By Rob Symons
Recently I was honoured to be invited to pianist Christopher Duigan’s annual pop-up dinner event, the Table. Christopher hosted the event at his warm and colourful Mexican styled home in Pietermaritzburg. The guest list included well known chefs, restaurateurs, winemakers and food writers.
The Banting diet, as promoted by Prof Tim Noakes, has been very topical lately and in this light Christopher decided that the menu for the evening be based on this controversial diet.
Prof Barry Lovegrove, Christoper’s partner; an evolutionary physiologist, is highly enthusiastic about this diet and presented a short lecture thereon.
I am sceptical about the merits of this diet, but my main concerns are from an environmental and farming viewpoint. I touched on this briefly in last months column.
I had some interesting comments on Verdant Life (verdantlifekzn.com), a blog I contribute to. I was accused of not reading Noakes’ book (which I have) and was criticised for having little understanding of the diet. However I did not attempt to question the efficacy of the diet or its health implications, but raised the concern that from a ecological health perspective we cannot afford to eat more animals.
On arrival at Casa Mexicana, as Christophers’ home is known, we were greeted by a glass of superb Bouchard Finlayson Blanc de Mer, paired with a range of Gouda cheeses’ by local cheesemaker MJ Mook.
MJ and I are friends from the Karkloof Farmers’ Market and I have been an avid fan of her cheese. She sources her unpasteurised milk from pastured cows and uses traditional Gouda cultures.
Unfortunately most dairy products are not made this way and there is a growing trend in this country to industrialise the dairy sector. If we undergo the “real meal revolution” we will need more dairy and therefore, more cows. Do we need more methane?
Jonty Nicholson, of Nicholson’s Country Cafe, prepared an exquisite langostine bisque that did wonderful things to my taste buds. Tim Noakes’ book promotes seafood avidly.
In fact, his rationale for the Banting diet is based on the so called “paleo” diet which was apparently the way way our ancestors in the Cape ate.
This is a hypothesis that modern humans evolved from a small group that had taken refuge in the Cape during what is believed to be an extreme climate event.

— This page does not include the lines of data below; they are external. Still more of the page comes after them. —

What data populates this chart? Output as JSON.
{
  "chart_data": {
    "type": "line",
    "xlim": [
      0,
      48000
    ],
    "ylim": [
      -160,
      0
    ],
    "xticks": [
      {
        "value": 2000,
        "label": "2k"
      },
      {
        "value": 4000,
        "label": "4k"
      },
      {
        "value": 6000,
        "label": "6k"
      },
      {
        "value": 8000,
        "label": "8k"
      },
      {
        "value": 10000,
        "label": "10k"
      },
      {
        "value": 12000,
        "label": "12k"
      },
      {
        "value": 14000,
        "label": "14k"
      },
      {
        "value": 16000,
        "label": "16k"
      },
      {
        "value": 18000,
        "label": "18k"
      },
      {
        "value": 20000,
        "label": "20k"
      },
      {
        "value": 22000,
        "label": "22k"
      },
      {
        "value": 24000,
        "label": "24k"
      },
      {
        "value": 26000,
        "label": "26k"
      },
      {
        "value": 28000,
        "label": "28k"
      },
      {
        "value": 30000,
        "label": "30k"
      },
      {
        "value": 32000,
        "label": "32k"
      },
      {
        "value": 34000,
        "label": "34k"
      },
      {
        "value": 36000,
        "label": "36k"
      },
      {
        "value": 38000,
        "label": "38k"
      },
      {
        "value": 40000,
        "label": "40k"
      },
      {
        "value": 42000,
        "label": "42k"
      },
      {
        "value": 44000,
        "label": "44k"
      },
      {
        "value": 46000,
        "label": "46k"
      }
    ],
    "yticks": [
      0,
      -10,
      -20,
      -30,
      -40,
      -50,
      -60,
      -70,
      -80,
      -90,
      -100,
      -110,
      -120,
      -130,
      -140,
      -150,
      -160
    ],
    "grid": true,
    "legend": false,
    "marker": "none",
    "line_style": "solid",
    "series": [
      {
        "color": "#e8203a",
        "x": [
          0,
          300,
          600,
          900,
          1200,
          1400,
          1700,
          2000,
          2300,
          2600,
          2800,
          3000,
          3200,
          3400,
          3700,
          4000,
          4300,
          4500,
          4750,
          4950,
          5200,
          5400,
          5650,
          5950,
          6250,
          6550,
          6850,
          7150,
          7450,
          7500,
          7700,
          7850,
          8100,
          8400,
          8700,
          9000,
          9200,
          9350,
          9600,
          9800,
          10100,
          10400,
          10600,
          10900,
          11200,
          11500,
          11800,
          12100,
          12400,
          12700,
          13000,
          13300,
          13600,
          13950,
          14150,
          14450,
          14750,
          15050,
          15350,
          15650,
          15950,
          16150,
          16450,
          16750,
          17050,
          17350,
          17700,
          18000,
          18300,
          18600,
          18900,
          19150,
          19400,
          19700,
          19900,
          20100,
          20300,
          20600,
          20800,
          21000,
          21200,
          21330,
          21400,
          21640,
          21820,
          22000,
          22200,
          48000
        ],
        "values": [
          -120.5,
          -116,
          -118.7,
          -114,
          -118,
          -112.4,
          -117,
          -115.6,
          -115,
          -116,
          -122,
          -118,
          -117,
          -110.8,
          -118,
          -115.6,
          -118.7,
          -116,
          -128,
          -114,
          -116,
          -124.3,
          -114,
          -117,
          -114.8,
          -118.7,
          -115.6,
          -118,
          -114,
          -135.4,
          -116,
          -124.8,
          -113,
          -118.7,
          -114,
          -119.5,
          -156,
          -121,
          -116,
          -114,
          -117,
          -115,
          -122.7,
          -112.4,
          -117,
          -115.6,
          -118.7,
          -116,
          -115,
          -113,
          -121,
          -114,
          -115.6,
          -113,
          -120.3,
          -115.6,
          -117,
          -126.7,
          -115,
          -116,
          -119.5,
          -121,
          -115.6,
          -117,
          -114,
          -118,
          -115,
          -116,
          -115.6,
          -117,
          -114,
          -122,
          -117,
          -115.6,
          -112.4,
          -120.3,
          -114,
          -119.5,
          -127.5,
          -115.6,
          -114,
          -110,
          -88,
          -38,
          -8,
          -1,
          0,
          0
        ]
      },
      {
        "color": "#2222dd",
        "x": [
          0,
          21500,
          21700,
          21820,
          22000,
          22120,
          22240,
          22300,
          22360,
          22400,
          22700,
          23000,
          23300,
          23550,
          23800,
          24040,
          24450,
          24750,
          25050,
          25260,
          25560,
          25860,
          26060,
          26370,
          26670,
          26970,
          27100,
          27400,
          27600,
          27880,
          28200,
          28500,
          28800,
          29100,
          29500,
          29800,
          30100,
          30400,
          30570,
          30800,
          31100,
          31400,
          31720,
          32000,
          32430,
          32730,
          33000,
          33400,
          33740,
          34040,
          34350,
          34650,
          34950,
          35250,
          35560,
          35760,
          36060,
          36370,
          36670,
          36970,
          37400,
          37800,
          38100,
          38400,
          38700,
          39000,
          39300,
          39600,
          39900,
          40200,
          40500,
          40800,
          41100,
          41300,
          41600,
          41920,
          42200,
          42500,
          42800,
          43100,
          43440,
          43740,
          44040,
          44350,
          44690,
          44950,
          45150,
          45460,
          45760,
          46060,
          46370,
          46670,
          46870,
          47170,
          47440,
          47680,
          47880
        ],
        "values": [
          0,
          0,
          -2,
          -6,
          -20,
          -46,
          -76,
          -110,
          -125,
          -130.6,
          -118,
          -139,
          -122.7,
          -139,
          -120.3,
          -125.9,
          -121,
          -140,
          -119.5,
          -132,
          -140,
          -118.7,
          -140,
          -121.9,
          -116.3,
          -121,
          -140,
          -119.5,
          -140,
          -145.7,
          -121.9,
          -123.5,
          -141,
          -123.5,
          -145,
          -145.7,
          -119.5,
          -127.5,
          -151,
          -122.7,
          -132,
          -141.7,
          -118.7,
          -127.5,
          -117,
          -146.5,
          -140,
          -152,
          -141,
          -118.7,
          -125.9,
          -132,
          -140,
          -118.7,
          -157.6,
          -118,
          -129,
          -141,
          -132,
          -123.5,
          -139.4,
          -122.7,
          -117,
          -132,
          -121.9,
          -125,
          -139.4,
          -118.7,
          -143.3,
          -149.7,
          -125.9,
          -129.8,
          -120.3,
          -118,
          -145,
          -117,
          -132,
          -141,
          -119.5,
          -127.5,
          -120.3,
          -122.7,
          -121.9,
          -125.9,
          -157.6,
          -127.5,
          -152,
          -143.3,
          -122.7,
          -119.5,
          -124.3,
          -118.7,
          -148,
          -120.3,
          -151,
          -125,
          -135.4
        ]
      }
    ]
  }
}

These humans had unlimited access to the then bounteous seafood of the South African coast. There is a big problem here. Seafood is no longer bounteous, but is being depleted at an alarming rate. We are now having to rely on farmed seafood which, as a result of its industrial feed is not as healthy as in its wild past.
As I have have mentioned in past articles, fish farming is an ecological disaster. Think about that when you purchase your salmon.
The main course was prepared by Kayla-Ann Osborn of Traffords restaurant in Pietermaritzburg. This was duck prepared three ways (grilled duck breast, duck liver pate and a cherry tobacco gel, and duck grillet), served with a small serving of vegetables.
The duck was wonderful. The cherry tobacco flavouring was intriguing, but delicious. The vegetables were delicious but I needed more.
I find Noakes’ handling of vegetables a bit contradictory. In a recent interview he dismissed the campaign to encourage five or more portions of vegetables a day as “commercially driven”.
However he praises the virtues of veggies in his book (only those above ground). Fruit seems a no-no except of course for the fruit of the vine.
Of the fruit of the vine there was plenty, thanks to winemaker Peter Finlayson.
Christopher was a consummate host and entertained us with a sublime rendition of Handel’s Chaconne on the Steinway.
I take my hat off to Christopher for being provocative with the theme and contributing to the great diet debate in such an entertaining way.
I hope the “Banters” won’t be asking for my head on a platter after these words.